Il fotografo Valerio Minato colpisce ancora. Lo straordinario scatto della luna rossa allineata con lo skyline di Milano: “ho atteso per 5 anni”

Tutto comincia nel 2021, quando Minato inizia a progettare una serie di immagini dedicate all’allineamento tra la luna e il profilo urbano milanese ma l’idea, apparentemente semplice, nasconde una complessità enorme

Nasce da una combinazione quasi irripetibile di studio, pazienza e intuizione lo scatto realizzato da Valerio Minato il 2 maggio 2026, il fotografo biellese classe 1981 celebre per le fotografie della luna sovrapposta alle icone architettoniche di Torino, come quella del 2024 con il Cervino allineato con la Basilica di Superga. Ma ora siamo a Milano e una gigantesca luna rossa emerge dietro lo skyline della città, attraversando i grattacieli di Porta Garibaldi e lasciando affiorare, quasi come un’apparizione, il profilo del Duomo e della Madonnina. L’immagine, già diventata virale, è il punto di arrivo di un inseguimento durato cinque anni, costruito attraverso tentativi, errori, calcoli astronomici e sopralluoghi disseminati lungo tutto il Nord-Ovest italiano. Un progetto che racconta molto anche del rapporto contemporaneo tra fotografia e paesaggio: una pratica quasi scientifica.

Il fotografo Valerio Minato colpisce ancora. Lo straordinario scatto della luna rossa allineata con lo skyline di Milano: "ho atteso per 5 anni"

La nuova fotografia di Valerio Minato con la luna e lo skyline di Milano

Cronaca di una fotografia inseguita per 5 anni. Sì, avete capito bene: nel 2021 nasce la pianificazione ed il primo tentativo per realizzare questa serie di immagini. Un progetto ambizioso, frutto di un approfondito studio della geografia del nord-ovest: ogni alba lunare, con diversi angoli di levata, mi ha costretto a calcolare punti sempre diversi”, esordisce così Minato sul suo profilo Instagram pubblicando la foto.

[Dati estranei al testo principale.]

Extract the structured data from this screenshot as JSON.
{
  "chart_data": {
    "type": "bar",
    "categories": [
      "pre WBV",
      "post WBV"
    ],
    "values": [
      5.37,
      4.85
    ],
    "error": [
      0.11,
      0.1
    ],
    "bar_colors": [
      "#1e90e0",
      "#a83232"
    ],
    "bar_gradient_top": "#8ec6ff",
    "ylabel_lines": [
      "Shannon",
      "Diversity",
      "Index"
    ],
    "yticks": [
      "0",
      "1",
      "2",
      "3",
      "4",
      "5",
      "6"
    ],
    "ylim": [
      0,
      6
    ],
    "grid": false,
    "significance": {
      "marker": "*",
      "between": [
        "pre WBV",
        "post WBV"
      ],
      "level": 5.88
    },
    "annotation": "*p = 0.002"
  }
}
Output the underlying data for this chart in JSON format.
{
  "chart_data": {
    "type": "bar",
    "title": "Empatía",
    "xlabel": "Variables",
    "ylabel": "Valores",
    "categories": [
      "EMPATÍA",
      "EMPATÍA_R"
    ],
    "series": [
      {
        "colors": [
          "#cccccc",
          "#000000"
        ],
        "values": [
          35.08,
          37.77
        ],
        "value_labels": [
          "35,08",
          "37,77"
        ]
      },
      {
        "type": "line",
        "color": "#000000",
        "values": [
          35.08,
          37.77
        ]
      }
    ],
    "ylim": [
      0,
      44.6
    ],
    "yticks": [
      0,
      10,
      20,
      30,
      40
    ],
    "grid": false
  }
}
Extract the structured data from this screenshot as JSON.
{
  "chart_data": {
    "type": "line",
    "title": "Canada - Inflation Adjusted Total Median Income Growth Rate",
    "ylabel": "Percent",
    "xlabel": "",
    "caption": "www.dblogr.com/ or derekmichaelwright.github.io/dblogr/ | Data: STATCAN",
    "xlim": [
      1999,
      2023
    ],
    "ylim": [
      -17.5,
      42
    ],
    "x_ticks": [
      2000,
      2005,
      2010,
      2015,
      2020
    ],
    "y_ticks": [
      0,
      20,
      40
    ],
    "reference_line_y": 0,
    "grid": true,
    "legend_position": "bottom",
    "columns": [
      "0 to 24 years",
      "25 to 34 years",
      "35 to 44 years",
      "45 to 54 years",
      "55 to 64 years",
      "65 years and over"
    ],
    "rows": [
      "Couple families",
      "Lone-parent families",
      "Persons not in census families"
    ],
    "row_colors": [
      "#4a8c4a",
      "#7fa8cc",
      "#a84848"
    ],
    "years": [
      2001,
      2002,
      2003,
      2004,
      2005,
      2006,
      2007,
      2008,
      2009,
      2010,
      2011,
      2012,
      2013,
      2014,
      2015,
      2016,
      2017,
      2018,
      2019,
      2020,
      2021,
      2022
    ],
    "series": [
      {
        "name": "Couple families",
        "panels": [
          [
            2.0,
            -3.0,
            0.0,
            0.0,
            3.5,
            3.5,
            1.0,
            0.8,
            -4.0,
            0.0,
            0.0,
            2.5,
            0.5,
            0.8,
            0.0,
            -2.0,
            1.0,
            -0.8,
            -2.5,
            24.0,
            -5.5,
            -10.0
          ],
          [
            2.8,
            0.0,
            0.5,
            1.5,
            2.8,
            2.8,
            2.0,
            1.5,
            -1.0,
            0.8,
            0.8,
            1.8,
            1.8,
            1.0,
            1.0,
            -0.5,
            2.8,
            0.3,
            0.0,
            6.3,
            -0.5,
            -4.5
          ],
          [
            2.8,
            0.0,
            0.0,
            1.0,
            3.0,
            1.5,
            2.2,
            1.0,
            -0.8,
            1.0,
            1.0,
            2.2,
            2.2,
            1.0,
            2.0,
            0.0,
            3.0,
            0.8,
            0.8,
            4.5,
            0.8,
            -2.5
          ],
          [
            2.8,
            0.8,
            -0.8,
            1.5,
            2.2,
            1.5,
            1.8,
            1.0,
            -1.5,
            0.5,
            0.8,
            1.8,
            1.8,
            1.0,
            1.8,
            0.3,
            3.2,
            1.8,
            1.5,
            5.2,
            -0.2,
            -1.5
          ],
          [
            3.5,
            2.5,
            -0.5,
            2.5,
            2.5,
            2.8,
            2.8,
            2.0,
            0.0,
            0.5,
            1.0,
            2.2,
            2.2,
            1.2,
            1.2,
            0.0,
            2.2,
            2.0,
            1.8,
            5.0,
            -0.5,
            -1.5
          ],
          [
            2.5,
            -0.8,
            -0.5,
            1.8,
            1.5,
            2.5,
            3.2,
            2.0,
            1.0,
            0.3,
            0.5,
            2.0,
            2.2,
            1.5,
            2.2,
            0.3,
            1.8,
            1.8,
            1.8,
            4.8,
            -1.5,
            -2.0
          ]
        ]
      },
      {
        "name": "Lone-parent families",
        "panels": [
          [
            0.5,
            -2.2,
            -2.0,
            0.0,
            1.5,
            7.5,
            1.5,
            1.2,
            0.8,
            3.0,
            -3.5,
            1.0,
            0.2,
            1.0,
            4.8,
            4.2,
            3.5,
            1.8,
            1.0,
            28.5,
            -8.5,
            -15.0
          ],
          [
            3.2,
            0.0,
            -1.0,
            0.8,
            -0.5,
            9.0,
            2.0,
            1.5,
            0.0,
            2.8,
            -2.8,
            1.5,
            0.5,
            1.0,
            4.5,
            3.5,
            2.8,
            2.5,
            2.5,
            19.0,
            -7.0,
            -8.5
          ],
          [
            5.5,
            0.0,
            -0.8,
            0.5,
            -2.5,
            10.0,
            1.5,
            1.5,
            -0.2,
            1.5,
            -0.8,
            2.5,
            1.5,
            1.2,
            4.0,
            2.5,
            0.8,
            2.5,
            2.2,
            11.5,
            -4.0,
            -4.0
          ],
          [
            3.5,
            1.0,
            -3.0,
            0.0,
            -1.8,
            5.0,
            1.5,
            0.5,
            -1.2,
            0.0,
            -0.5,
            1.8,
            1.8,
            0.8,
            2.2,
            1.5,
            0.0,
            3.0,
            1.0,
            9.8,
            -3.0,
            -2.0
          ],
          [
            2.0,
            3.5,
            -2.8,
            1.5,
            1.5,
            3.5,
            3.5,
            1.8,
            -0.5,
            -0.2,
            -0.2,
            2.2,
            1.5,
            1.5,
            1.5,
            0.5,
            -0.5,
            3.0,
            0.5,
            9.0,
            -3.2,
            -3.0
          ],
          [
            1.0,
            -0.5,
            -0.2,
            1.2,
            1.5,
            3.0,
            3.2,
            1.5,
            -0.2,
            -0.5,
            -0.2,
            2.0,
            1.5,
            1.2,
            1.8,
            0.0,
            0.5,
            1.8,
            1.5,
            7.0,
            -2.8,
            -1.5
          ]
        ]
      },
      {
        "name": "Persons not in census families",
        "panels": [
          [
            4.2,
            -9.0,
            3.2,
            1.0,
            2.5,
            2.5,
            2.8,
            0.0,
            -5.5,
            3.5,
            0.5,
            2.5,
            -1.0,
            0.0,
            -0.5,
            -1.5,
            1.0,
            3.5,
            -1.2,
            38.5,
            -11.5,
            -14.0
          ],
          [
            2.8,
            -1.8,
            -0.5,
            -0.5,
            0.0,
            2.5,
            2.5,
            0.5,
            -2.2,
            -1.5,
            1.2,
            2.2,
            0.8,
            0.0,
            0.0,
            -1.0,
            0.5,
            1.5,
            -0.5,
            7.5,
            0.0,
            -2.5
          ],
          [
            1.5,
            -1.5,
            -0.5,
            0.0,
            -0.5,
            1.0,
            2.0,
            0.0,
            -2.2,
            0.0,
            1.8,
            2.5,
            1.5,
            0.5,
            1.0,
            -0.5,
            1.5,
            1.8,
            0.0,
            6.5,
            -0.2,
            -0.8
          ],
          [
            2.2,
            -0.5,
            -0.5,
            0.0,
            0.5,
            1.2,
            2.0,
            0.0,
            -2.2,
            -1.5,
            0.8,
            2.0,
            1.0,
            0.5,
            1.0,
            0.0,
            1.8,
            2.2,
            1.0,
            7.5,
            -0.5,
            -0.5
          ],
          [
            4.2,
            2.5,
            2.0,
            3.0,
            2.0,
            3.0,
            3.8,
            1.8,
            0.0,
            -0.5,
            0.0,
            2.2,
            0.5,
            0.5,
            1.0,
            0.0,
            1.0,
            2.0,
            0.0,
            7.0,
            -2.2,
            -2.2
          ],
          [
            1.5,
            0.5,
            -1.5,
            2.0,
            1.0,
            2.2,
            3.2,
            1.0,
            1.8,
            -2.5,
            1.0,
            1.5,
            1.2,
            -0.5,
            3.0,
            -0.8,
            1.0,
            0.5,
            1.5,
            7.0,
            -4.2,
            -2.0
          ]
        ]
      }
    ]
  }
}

Il fotografo biellese ci ha messo cinque anni a realizzare la fotografia: ecco perché

Nel corso degli anni, infatti, Minato ha cambiato prospettiva almeno una dozzina di volte. Dalla Serra di Ivrea alle alture sopra il Lago Maggiore, ogni tentativo ha rappresentato un tassello di una ricerca quasi ossessiva. Il problema non era soltanto trovare il punto perfetto di allineamento tra Luna e città, ma far coincidere quel momento con l’istante esatto successivo al plenilunio, quando il satellite sorge mentre il cielo è ancora sufficientemente scuro da restituire profondità e contrasto. A complicare ulteriormente tutto c’era perfino la curvatura terrestre, elemento che ha imposto compensazioni e calcoli millimetrici.

Lo straordinario scatto di Valerio Minato con la luna e lo skyline di Milano

Ci sono arrivato vicino molte volte, ma mancava sempre un tassello. Fino al 2 maggio 2026. Dalle alture di Nebbiuno (Novara), sopra il Lago Maggiore, la mia “idea pazzerella” ha preso forma: un immenso disco rosso fuoco è sbucato dall’orizzonte per passare esattamente dietro i grattacieli di Porta Garibaldi”, continua a raccontare il fotografo. Ma l’immagine definitiva nasce anche da ciò che non era previsto. Poco più a sinistra dei nuovi grattacieli appare infatti il Duomo, con la Madonnina appena distinguibile contro il chiarore del satellite. Un dettaglio inatteso che trasforma la fotografia in qualcosa di più di un virtuosismo tecnico: un ritratto simbolico della città, dove la Milano storica e quella verticale convivono nello stesso fotogramma. Ma anche il caso decide di lasciare la propria firma. Nel momento esatto dello scatto, un Boeing 737-800 di Ryanair, partito da Malpensa e diretto a Budapest, attraversa il disco lunare. Una presenza minuscola e potentissima insieme, che introduce nella scena una dimensione cinematografica, quasi irreale.